If they had to give each candidate twenty minutes, and we have a thousand candidates a year, you will appreciate what that would mean; and we could not find enough practical men who could give the time to conduct such examinations.I understand that the course at Dar es Salaam will be a three-year course. If, therefore, this was followed by the one and a half year postgraduate practical course that I have suggested, it would take the men four and a half years to qualify. I know they can get called to the English Bar in much less time than that; but at the present time, in England, if a man has taken a degree he needs six years to qualify as an English solicitor (three years at University and three years in articles), and if he has not taken a degree, but goes straight into a solicitor’s office, he has to do five years’ articles.
When I was in Africa it was suggested to me that a law school could be run in their spare time by lawyers carrying on practice. I do not believe that such a scheme would work. The postgraduate law school that I envisage would be a whole time law school where candidates would attend five whole days a week If a law school were staffed by lawyers engaged in their own practice, the law school would, almost certainly, be an evening affair. That would not be satisfactory. It is essential that those who have taken their degrees should go to the postgraduate school and concentrate on their work there. We should never see a satisfactory result if the classes were evening classes.
At the risk of offending a few people I must say that I think it unfortunate that some men who have been called to the English Bar, and have had no practical experience in the practice of the law, have been allowed, without any further qualification, to practise in countries where there is a fused legal profession.
I mentioned earlier that I have learned something of the native courts in some of the countries that I have visited. Many of these courts administer no written law and have no established practice.

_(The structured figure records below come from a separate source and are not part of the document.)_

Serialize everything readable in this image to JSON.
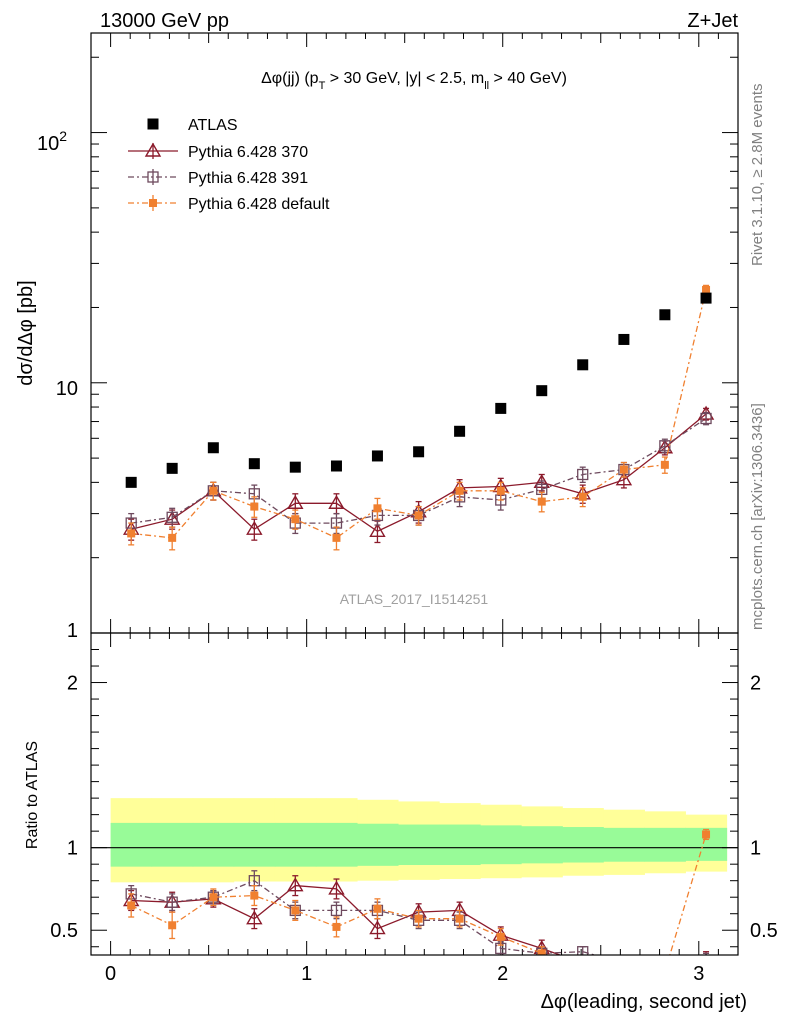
{
  "header": {
    "left": "13000 GeV pp",
    "right": "Z+Jet"
  },
  "side_labels": {
    "rivet": "Rivet 3.1.10, ≥ 2.8M events",
    "mcplots": "mcplots.cern.ch [arXiv:1306.3436]"
  },
  "colors": {
    "atlas": "#000000",
    "p370": "#8b1a2b",
    "p391": "#6e4a5e",
    "pdef": "#f08030",
    "band_inner": "#98fb98",
    "band_outer": "#ffff99"
  },
  "chart_data": [
    {
      "type": "scatter",
      "panel": "main",
      "title_parts": {
        "t1": "Δφ(jj) (p",
        "t1sub": "T",
        "t2": " > 30 GeV, |y| < 2.5, m",
        "t2sub": "ll",
        "t3": " > 40 GeV)"
      },
      "ylabel": "dσ/dΔφ [pb]",
      "yscale": "log",
      "ylim": [
        1.0,
        250
      ],
      "xlim": [
        -0.1,
        3.2
      ],
      "y_ticklabels": {
        "t1": "1",
        "t10": "10",
        "t100": "10",
        "t100exp": "2"
      },
      "watermark": "ATLAS_2017_I1514251",
      "legend_position": "top-left",
      "x": [
        0.105,
        0.314,
        0.524,
        0.733,
        0.942,
        1.152,
        1.361,
        1.571,
        1.78,
        1.99,
        2.199,
        2.408,
        2.618,
        2.827,
        3.037
      ],
      "series": [
        {
          "name": "ATLAS",
          "marker": "filled-square",
          "values": [
            4.0,
            4.55,
            5.5,
            4.75,
            4.6,
            4.65,
            5.1,
            5.3,
            6.4,
            7.9,
            9.3,
            11.8,
            14.9,
            18.7,
            21.8
          ]
        },
        {
          "name": "Pythia 6.428 370",
          "marker": "open-triangle",
          "values": [
            2.6,
            2.85,
            3.7,
            2.6,
            3.3,
            3.3,
            2.55,
            3.05,
            3.8,
            3.85,
            4.0,
            3.6,
            4.1,
            5.5,
            7.5
          ],
          "errors": [
            0.25,
            0.25,
            0.3,
            0.25,
            0.3,
            0.3,
            0.25,
            0.3,
            0.3,
            0.3,
            0.3,
            0.3,
            0.3,
            0.35,
            0.4
          ]
        },
        {
          "name": "Pythia 6.428 391",
          "marker": "open-square",
          "values": [
            2.75,
            2.9,
            3.7,
            3.6,
            2.75,
            2.75,
            2.95,
            2.95,
            3.5,
            3.4,
            3.75,
            4.3,
            4.5,
            5.6,
            7.2
          ],
          "errors": [
            0.25,
            0.25,
            0.3,
            0.3,
            0.25,
            0.25,
            0.25,
            0.25,
            0.3,
            0.3,
            0.3,
            0.3,
            0.3,
            0.35,
            0.4
          ]
        },
        {
          "name": "Pythia 6.428 default",
          "marker": "filled-small-square",
          "values": [
            2.5,
            2.4,
            3.7,
            3.2,
            2.85,
            2.4,
            3.15,
            2.95,
            3.7,
            3.7,
            3.35,
            3.5,
            4.5,
            4.7,
            23.5
          ],
          "errors": [
            0.25,
            0.25,
            0.3,
            0.3,
            0.25,
            0.25,
            0.3,
            0.25,
            0.3,
            0.3,
            0.3,
            0.3,
            0.3,
            0.35,
            1.0
          ]
        }
      ]
    },
    {
      "type": "line",
      "panel": "ratio",
      "ylabel": "Ratio to ATLAS",
      "xlabel": "Δφ(leading, second jet)",
      "ylim": [
        0.35,
        2.3
      ],
      "xlim": [
        -0.1,
        3.2
      ],
      "x_ticklabels": [
        "0",
        "1",
        "2",
        "3"
      ],
      "y_ticklabels": [
        "0.5",
        "1",
        "2"
      ],
      "band_x": [
        0.0,
        0.209,
        0.419,
        0.628,
        0.838,
        1.047,
        1.257,
        1.466,
        1.676,
        1.885,
        2.094,
        2.304,
        2.513,
        2.723,
        2.932,
        3.142
      ],
      "band_inner": {
        "lo": [
          0.885,
          0.885,
          0.885,
          0.885,
          0.885,
          0.885,
          0.89,
          0.895,
          0.895,
          0.9,
          0.905,
          0.91,
          0.915,
          0.915,
          0.92
        ],
        "hi": [
          1.15,
          1.15,
          1.15,
          1.15,
          1.15,
          1.15,
          1.145,
          1.14,
          1.14,
          1.135,
          1.13,
          1.125,
          1.12,
          1.12,
          1.12
        ]
      },
      "band_outer": {
        "lo": [
          0.79,
          0.79,
          0.79,
          0.795,
          0.795,
          0.795,
          0.8,
          0.805,
          0.81,
          0.815,
          0.82,
          0.83,
          0.835,
          0.845,
          0.855
        ],
        "hi": [
          1.3,
          1.3,
          1.3,
          1.3,
          1.3,
          1.3,
          1.29,
          1.28,
          1.27,
          1.26,
          1.25,
          1.24,
          1.23,
          1.22,
          1.2
        ]
      },
      "x": [
        0.105,
        0.314,
        0.524,
        0.733,
        0.942,
        1.152,
        1.361,
        1.571,
        1.78,
        1.99,
        2.199,
        2.408,
        2.618,
        2.827,
        3.037
      ],
      "series": [
        {
          "name": "Pythia 6.428 370",
          "marker": "open-triangle",
          "values": [
            0.68,
            0.67,
            0.69,
            0.57,
            0.77,
            0.75,
            0.51,
            0.61,
            0.62,
            0.47,
            0.39,
            0.3,
            0.27,
            0.29,
            0.34
          ],
          "errors": [
            0.06,
            0.06,
            0.05,
            0.06,
            0.06,
            0.06,
            0.06,
            0.05,
            0.05,
            0.05,
            0.05,
            0.03,
            0.03,
            0.03,
            0.03
          ]
        },
        {
          "name": "Pythia 6.428 391",
          "marker": "open-square",
          "values": [
            0.72,
            0.67,
            0.7,
            0.8,
            0.62,
            0.62,
            0.62,
            0.56,
            0.56,
            0.39,
            0.36,
            0.37,
            0.3,
            0.3,
            0.33
          ],
          "errors": [
            0.05,
            0.05,
            0.04,
            0.06,
            0.05,
            0.05,
            0.05,
            0.05,
            0.05,
            0.04,
            0.04,
            0.03,
            0.03,
            0.03,
            0.03
          ]
        },
        {
          "name": "Pythia 6.428 default",
          "marker": "filled-small-square",
          "values": [
            0.65,
            0.53,
            0.7,
            0.71,
            0.62,
            0.52,
            0.63,
            0.57,
            0.57,
            0.46,
            0.36,
            0.3,
            0.3,
            0.25,
            1.08
          ],
          "errors": [
            0.07,
            0.08,
            0.05,
            0.06,
            0.06,
            0.06,
            0.06,
            0.05,
            0.05,
            0.05,
            0.04,
            0.03,
            0.03,
            0.03,
            0.03
          ]
        }
      ]
    }
  ]
}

More often than not legal representation is not permitted to parties before the court or to accused persons. I have discussed this with European lawyers who have had years of experience in Africa. Many of them would like to see native courts brought more or less into line with the courts manned by Europeans, but they say that only when there is a sufficient number of African lawyers practising will this be possible. The task of bringing these courts up to the standard that every lawyer and most other people would desire will be long and heavy, and it is on that account all the more important that those who eventually tackle it should be well trained.I understand that in all the East African countries there is much to be done to establish ownership to land and get it all properly registered. That, again, is a task which will call for practical knowledge.
Those Africans who look forward to practising as lawyers in Africa will, therefore, have to face up to a great challenge. Those of us who know the countries that have already attained or are about to attain independence all wish to see them successful. One essential to such success is that their laws shall be administered by people who have been properly trained to that end.